Доктор выругал отца и мать за то, что они его поздно позвали.
— Дикари! — кричал он на них. — Уморить мальчонку захотели!
Он сорвал с моей шеи знахаркины амулеты и бросил их в помойную лохань. Затем велел раствором полоскать горло, чем-то помазал его и дал лекарство для питья. Знахарку приказал ко мне не допускать.
Стала к нам приходить жена доктора. Однажды она принесла мне белых сухарей и гусиное яйцо. Сухари она велела размачивать в теплом молоке, а яйцо сварить и дать мне. Когда докторша ушла, мать сказала мне, что теперь великий пост и есть яйцо грех. Обещала сварить его мне на пасху. Сухари размочили в воде. Я был очень опечален. Докторша несколько раз посещала меня. Я стал поправляться. Кончился великий пост, наступила пасха. Мать сварила яйцо и дала мне молока.
Пришла весна. В день вешнего Николы всем селом отслужили молебен и выехали на поля сеять хлеб. Мы с отцом приехали на наше поле. Отец взял пасхальную просфору, завязал в угол мешка, насыпал в мешок зерна, надел на плечо и, забирая зерно горстью, стал разбрасывать его по полю. Я ходил за отцом. Боронили мы вдвоем. Отец посадил меня на лошадь, а сам водил ее в поводу. Так я начал учиться боронить.
Мать много работала на огороде: сажала капусту, огурцы, морковь, репу, табак. Табак продавали в городе на рынке. На огороде у нас росло много цветов, особенно махровых маков и пышных астр.
Брат Степан в это время пас овец Толстикова. Промокший, простуженный, бродил он в непогоду по болотистым лугам, по кустарникам. Часто засыпал он, усталый, где-нибудь между кочек. Тогда овцы возвращались вечером домой без пастуха. Толстиковский работник отправлялся искать пропавшего мальчика. Старик-батрак ходил по лугу и кричал. Степан просыпался и шел на голос. Старик сажал его к себе на плечо, относил на заимку, поил горячим чаем и укладывал спать. На следующий день брат опять гнал овец на пастбище, и так изо дня в день. Старый батрак своей заботой облегчал участь отданного в кабалу мальчика.
Наступил 1890 год. Меня потянуло в школу. С завистью смотрел я, как ребята с книжками в руках выбегали из школы и, веселые, расходились по домам. Я сказал матери, что хочу учиться.

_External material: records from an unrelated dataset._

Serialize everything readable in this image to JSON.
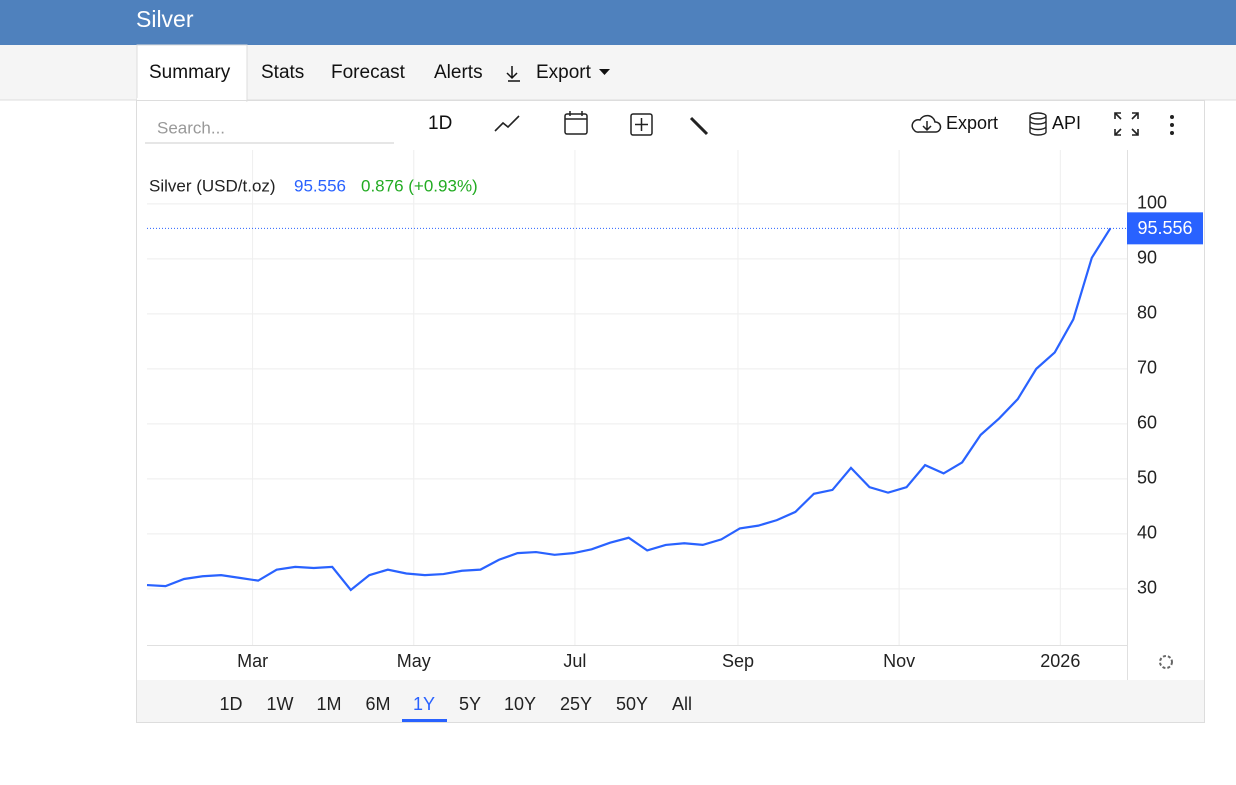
{
  "header": {
    "title": "Silver"
  },
  "tabs": [
    "Summary",
    "Stats",
    "Forecast",
    "Alerts",
    "Export"
  ],
  "toolbar": {
    "search": "Search...",
    "interval": "1D",
    "export": "Export",
    "api": "API"
  },
  "ranges": [
    "1D",
    "1W",
    "1M",
    "6M",
    "1Y",
    "5Y",
    "10Y",
    "25Y",
    "50Y",
    "All"
  ],
  "legend": {
    "name": "Silver (USD/t.oz)",
    "change": "0.876 (+0.93%)"
  },
  "chart_data": {
    "type": "line",
    "series": [
      {
        "name": "Silver (USD/t.oz)",
        "color": "#2962ff",
        "values": [
          30.7,
          30.5,
          31.8,
          32.3,
          32.5,
          32.0,
          31.5,
          33.5,
          34.0,
          33.8,
          34.0,
          29.8,
          32.5,
          33.5,
          32.8,
          32.5,
          32.7,
          33.3,
          33.5,
          35.3,
          36.5,
          36.7,
          36.2,
          36.5,
          37.2,
          38.4,
          39.3,
          37.0,
          38.0,
          38.3,
          38.0,
          39.0,
          41.0,
          41.5,
          42.5,
          44.0,
          47.3,
          48.0,
          52.0,
          48.5,
          47.5,
          48.5,
          52.5,
          51.0,
          53.0,
          58.0,
          61.0,
          64.5,
          70.0,
          73.0,
          79.0,
          90.2,
          95.556
        ]
      }
    ],
    "xlim": [
      0,
      52.9
    ],
    "xticks": [
      {
        "value": 5.7,
        "label": "Mar"
      },
      {
        "value": 14.4,
        "label": "May"
      },
      {
        "value": 23.1,
        "label": "Jul"
      },
      {
        "value": 31.9,
        "label": "Sep"
      },
      {
        "value": 40.6,
        "label": "Nov"
      },
      {
        "value": 49.3,
        "label": "2026"
      }
    ],
    "ylim": [
      19.8,
      109.8
    ],
    "yticks": [
      30,
      40,
      50,
      60,
      70,
      80,
      90,
      100
    ],
    "grid": true
  }
}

— Сопли вытри! Ученик какой выискался…
— Я хочу в школу, — повторял я упрямо.
— Отвяжись!
Я решил все же проникнуть в школу. Долго ходил под окнами, заглядывал в них, но стекла были густо покрыты морозными узорами. Я поднялся на крыльцо. Потянул дверную ручку. Дверь бесшумно открылась, и я робко протиснулся в прихожую. У окна сидел седой старик-сторож и что-то чинил. Он не слышал, как я вошел. На вешалке висела одежонка учеников.
Из класса доносился голос учителя. Я снял шапку, хотел повесить на вешалку, но не решился. Дверь в класс была приоткрыта, и я тихонько проскользнул туда и присел на задней парте. Учитель стоял у классной доски, что-то писал и объяснял, показывая мизинцем. Обернувшись, он заметил меня.
— Ты откуда взялся, малыш?
Я испугался и выскочил в прихожую.
— Стой, стой! Куда ты? — крикнул учитель.
В прихожей меня перехватил сторож и втолкнул обратно в класс.
— Это Петька, наш, кулигинский! — закричали с передних парт ребятишки.
Учитель подошел ко мне. Опять у меня возникло желание удрать. Но в дверях стоял сторож.
— Ну скажи, зачем ты пришел сюда?
Учитель добродушно улыбался. Я заложил назад руки и, вытягивая шею, старался глядеть мимо учителя.
— Чего же ты молчишь? Учиться хочешь?
— Учиться… — промычал я невнятно.
Ребятишки пялили на меня глаза и смеялись.
Я раскаивался, что пришел в школу.
— Ты хочешь учиться? — продолжал допрашивать меня учитель.
— Хочу… — промычал я, еще более смущаясь.
— А кто тебя послал?
— Сам пришел…
— Ну что ж, раз пришел — будешь учиться.
Учитель подвел меня к передней парте и ласково подтолкнул:
— Садись здесь, смотри и слушай внимательно.
До окончания уроков я просидел в классе. С завистью смотрел, как ребята что-то писали на доске и рассказывали. Когда я вернулся домой, мать набросилась на меня:
— Куда ты, негодный, запропастился? Забыл, что в хлеву не чищено!
— Учился в школе! — гордо объявил я матери.
— Учился? — удивилась мать. — Да кто же тебя в школу-то пустил?